Beni aldatıyorsun biliyorum. O hatta onlar daha önemli senin için. Beni yok sayıp hep ona gidiyorsun biliyorum ama kızamıyorum sana sevgim azalmiyor. Beni her gece matematik ve fizikle aldatman yakmıyor artık canımı fizikçim... Seni seviyorum.
akıllı ol adam ol.
hep aynı tiplerden hoşlanıyorum ben. bu adamların ortak özellikleri "işe yaramaz" olmaları. hepsi ayrı bir bok.

ilk aşık olduğumu zannettiğim çocuk 50 cent dinleyip bombok davranırdı. gözleri başka kızlardaydı. 50 cent'i vurgulamamın sebebini anlamışsınızdır umarım. ayrıca o özelliğinden başka bir şey hatırlamıyorum hakkında.* yazar burada ironi yaptı.

gerçekten ilk aşık olduğum ve bir daha başka birisine aşık olamadığım çocuk (tek aşkım, ama şuan için) 5 yıl ilişkiden sonra kuzeniyle ilişkiye girdi.

aşık olmak istediğim çocuk yakın arkadaşlarımdan birini ayartmaya çalıştı, olmayacağını farketti bana aşık olmamak için kaçıyor.

çok hoşlandığım çocuk ise gay! zaten ortak bir dil bile konuşamıyoruz. ingilizce bilmiyor bende ispanyolca bilmiyorum. bir şey anlatıyorum si si si deyip duruyor. bari yeah de! yes de! si ne ağzına sıçayım! si'yi gene anlıyorum. bazen bir şey anlatırken tıkanıyor başlıyor ispanyolca konuşmaya, lan sizin yüzünden öğrenmem gereken dili öğrenemicem ispanyolca, fransızca öğrenicem galiba. ne de güzel pizza yaptın bana yaa ! pitza diyişine kurban. *bir daha yapsana yiyeyim. bugün de ne güzel şarkı söyledin öyle. ulan 8 mart 2010'dan beri bir çocukla çıkıyormuş. utanmaz herif bir de facebookunda diğer çocukla ilişkisi var diye yazmış.
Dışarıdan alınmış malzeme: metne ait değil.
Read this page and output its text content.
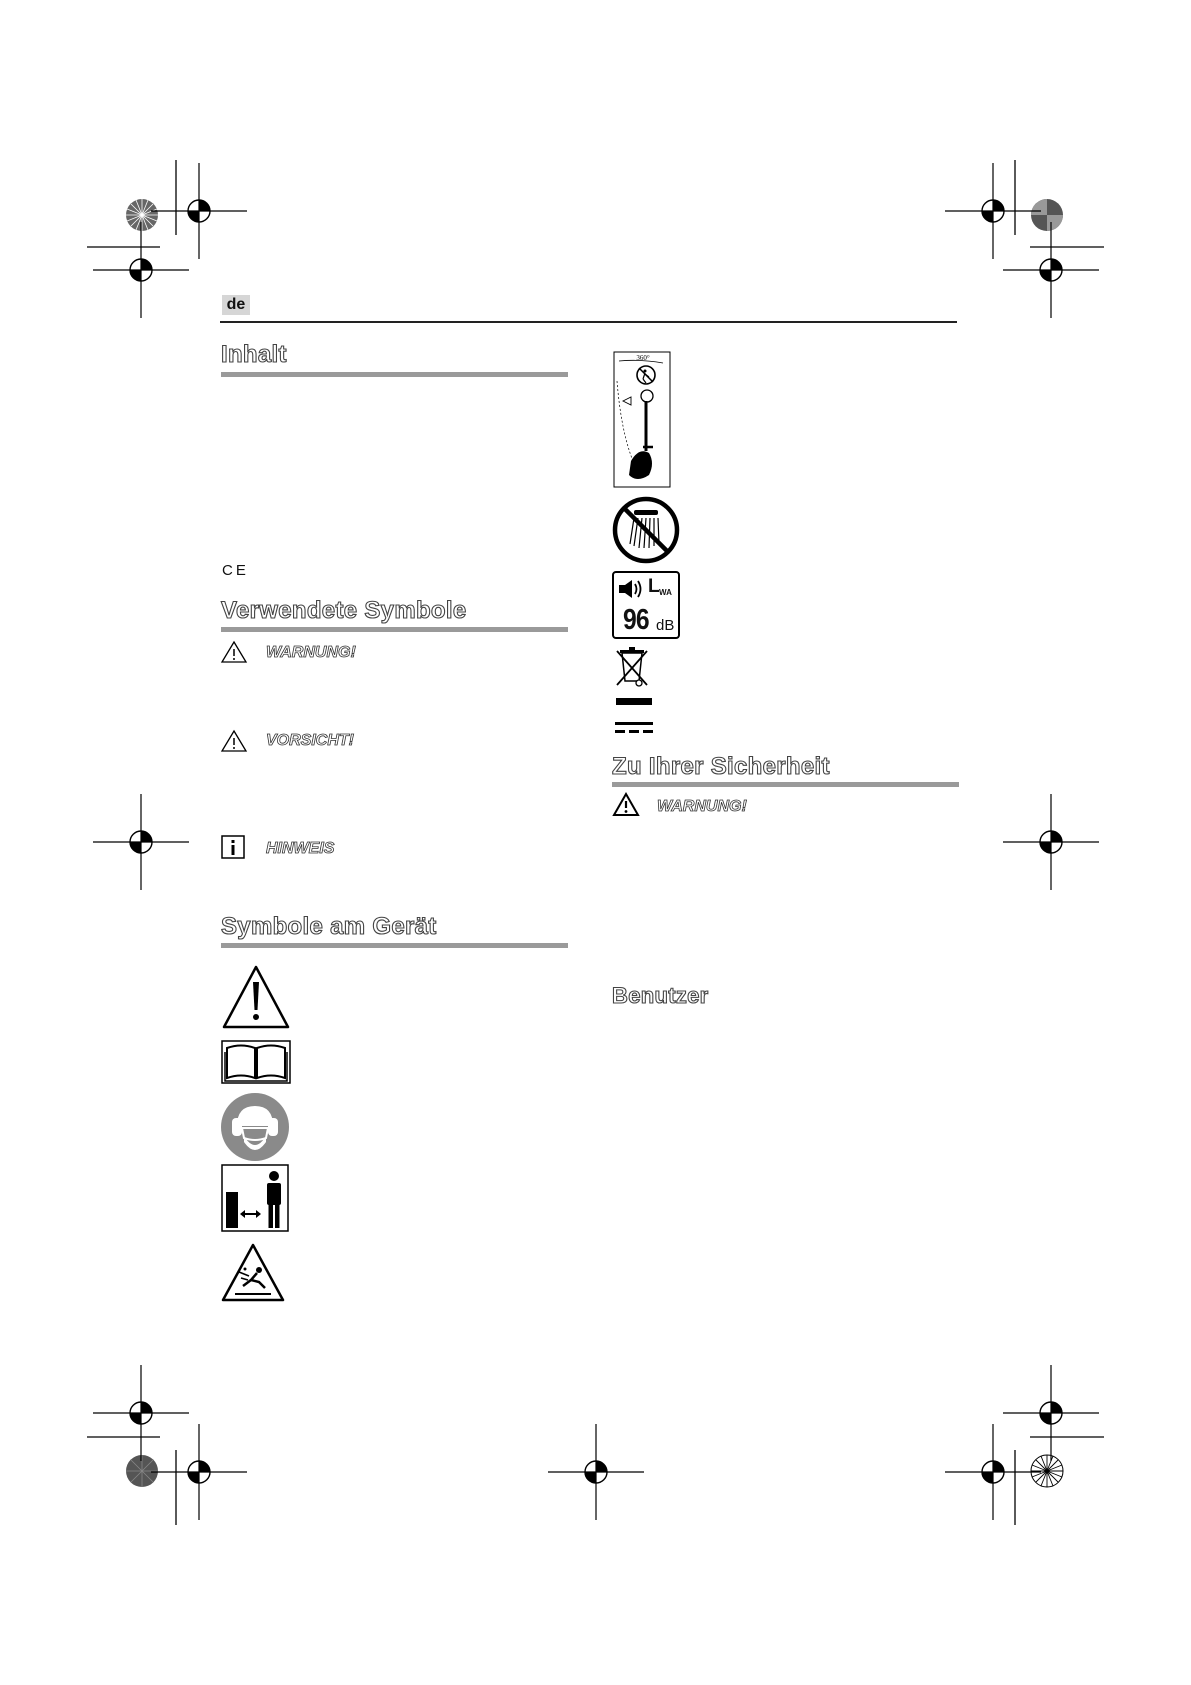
de
Inhalt
CE
Verwendete Symbole
WARNUNG!
VORSICHT!
HINWEIS
Symbole am Gerät
360°
L WA
96 dB
Zu Ihrer Sicherheit
WARNUNG!
Benutzer
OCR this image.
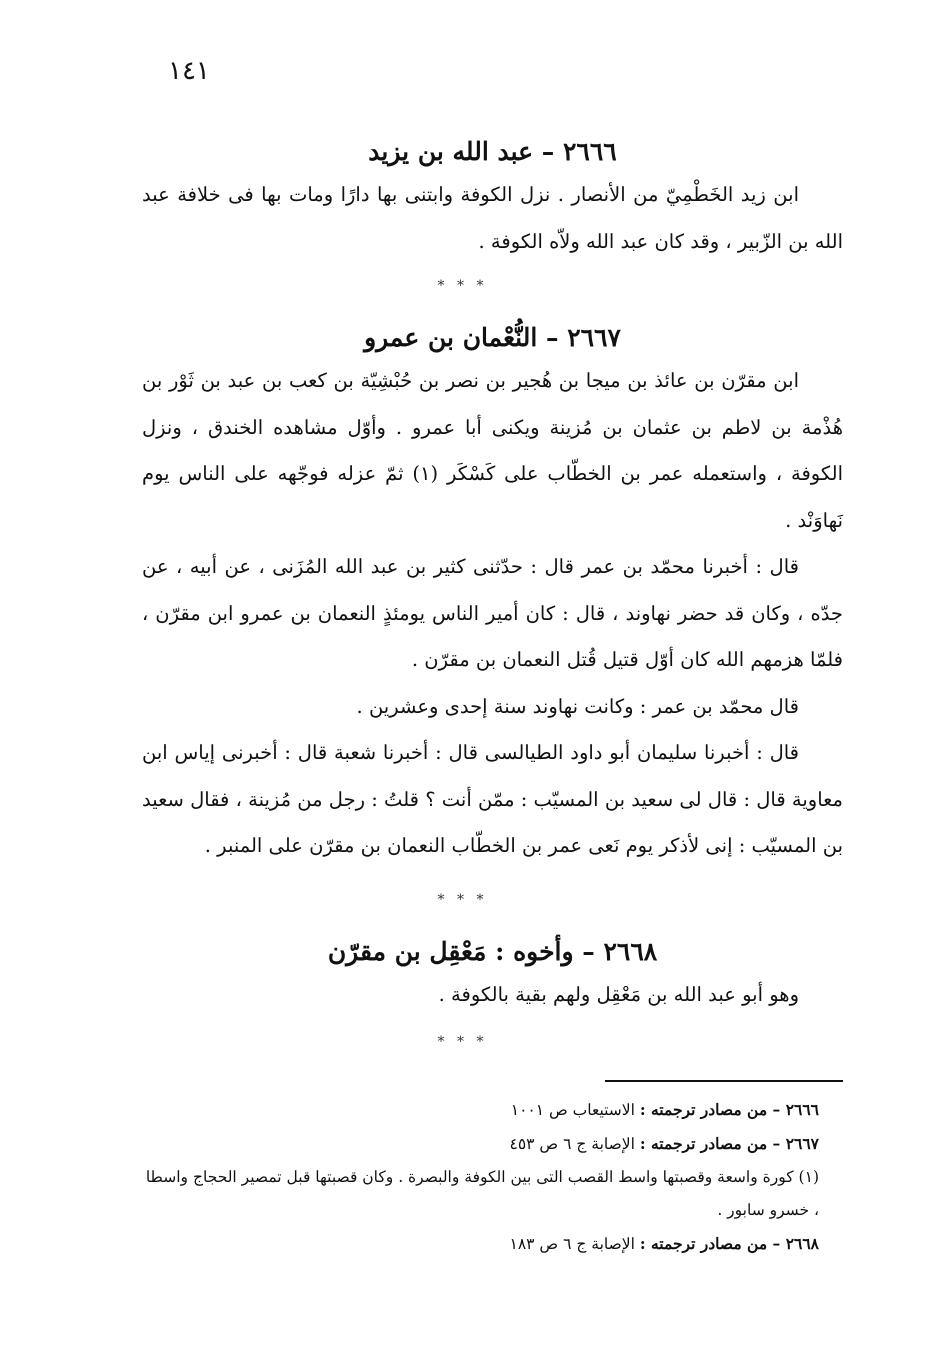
١٤١
٢٦٦٦ – عبد الله بن يزيد

ابن زيد الخَطْمِيّ من الأنصار . نزل الكوفة وابتنى بها دارًا ومات بها فى خلافة عبد الله بن الزّبير ، وقد كان عبد الله ولاّه الكوفة .

* * *
٢٦٦٧ – النُّعْمان بن عمرو

ابن مقرّن بن عائذ بن ميجا بن هُجير بن نصر بن حُبْشِيّة بن كعب بن عبد بن ثَوْر بن هُذْمة بن لاطم بن عثمان بن مُزينة ويكنى أبا عمرو . وأوّل مشاهده الخندق ، ونزل الكوفة ، واستعمله عمر بن الخطّاب على كَسْكَر (١) ثمّ عزله فوجّهه على الناس يوم نَهاوَنْد .

قال : أخبرنا محمّد بن عمر قال : حدّثنى كثير بن عبد الله المُزَنى ، عن أبيه ، عن جدّه ، وكان قد حضر نهاوند ، قال : كان أمير الناس يومئذٍ النعمان بن عمرو ابن مقرّن ، فلمّا هزمهم الله كان أوّل قتيل قُتل النعمان بن مقرّن .

قال محمّد بن عمر : وكانت نهاوند سنة إحدى وعشرين .

قال : أخبرنا سليمان أبو داود الطيالسى قال : أخبرنا شعبة قال : أخبرنى إياس ابن معاوية قال : قال لى سعيد بن المسيّب : ممّن أنت ؟ قلتُ : رجل من مُزينة ، فقال سعيد بن المسيّب : إنى لأذكر يوم نَعى عمر بن الخطّاب النعمان بن مقرّن على المنبر .

* * *
٢٦٦٨ – وأخوه : مَعْقِل بن مقرّن

وهو أبو عبد الله بن مَعْقِل ولهم بقية بالكوفة .

* * *

٢٦٦٦ – من مصادر ترجمته : الاستيعاب ص ١٠٠١

٢٦٦٧ – من مصادر ترجمته : الإصابة ج ٦ ص ٤٥٣

(١) كورة واسعة وقصبتها واسط القصب التى بين الكوفة والبصرة . وكان قصبتها قبل تمصير الحجاج واسطا ، خسرو سابور .

٢٦٦٨ – من مصادر ترجمته : الإصابة ج ٦ ص ١٨٣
not: utanmaz herif işin şaka boyutu. onun tercihlerini yanlış bulmuyor ve cinsiyet ayrımcılığı yapmıyorum. bunu yapmadığım için beni istediğin kadar eksileyebilirsin! onun tercihleri farklı olsa da benim burda içim cayır cayır yansa da ben onu anlıyorum. *

edit: ben bu yazıyı sana yazdım adını bile istediğin gibi telafuz edemediğim çocuk!
ben bu yazıyı sana.
**
açıkça benimle taşak geçtiğini düşünüyorum. düşündüğüm şeyi kabullenip, bir bilgi olarak beynime kazıyamıyorum zira seni seviyorum. ne boktan bir durumdur ki farkında olduğum şeyin tersini iddia eden salak duygularım var. ha tabi bir de vicdan var akıl ile duygu arasında sıkışmış. bana arada doğruyu söyleyip sonra o da yavşaklaşıyor ve hissiyatımla birlikte beni kandırıyor. bütün metafizik bir arada benimle eğleniyor ve senin bütün gülüşlerin buna olsa gerek.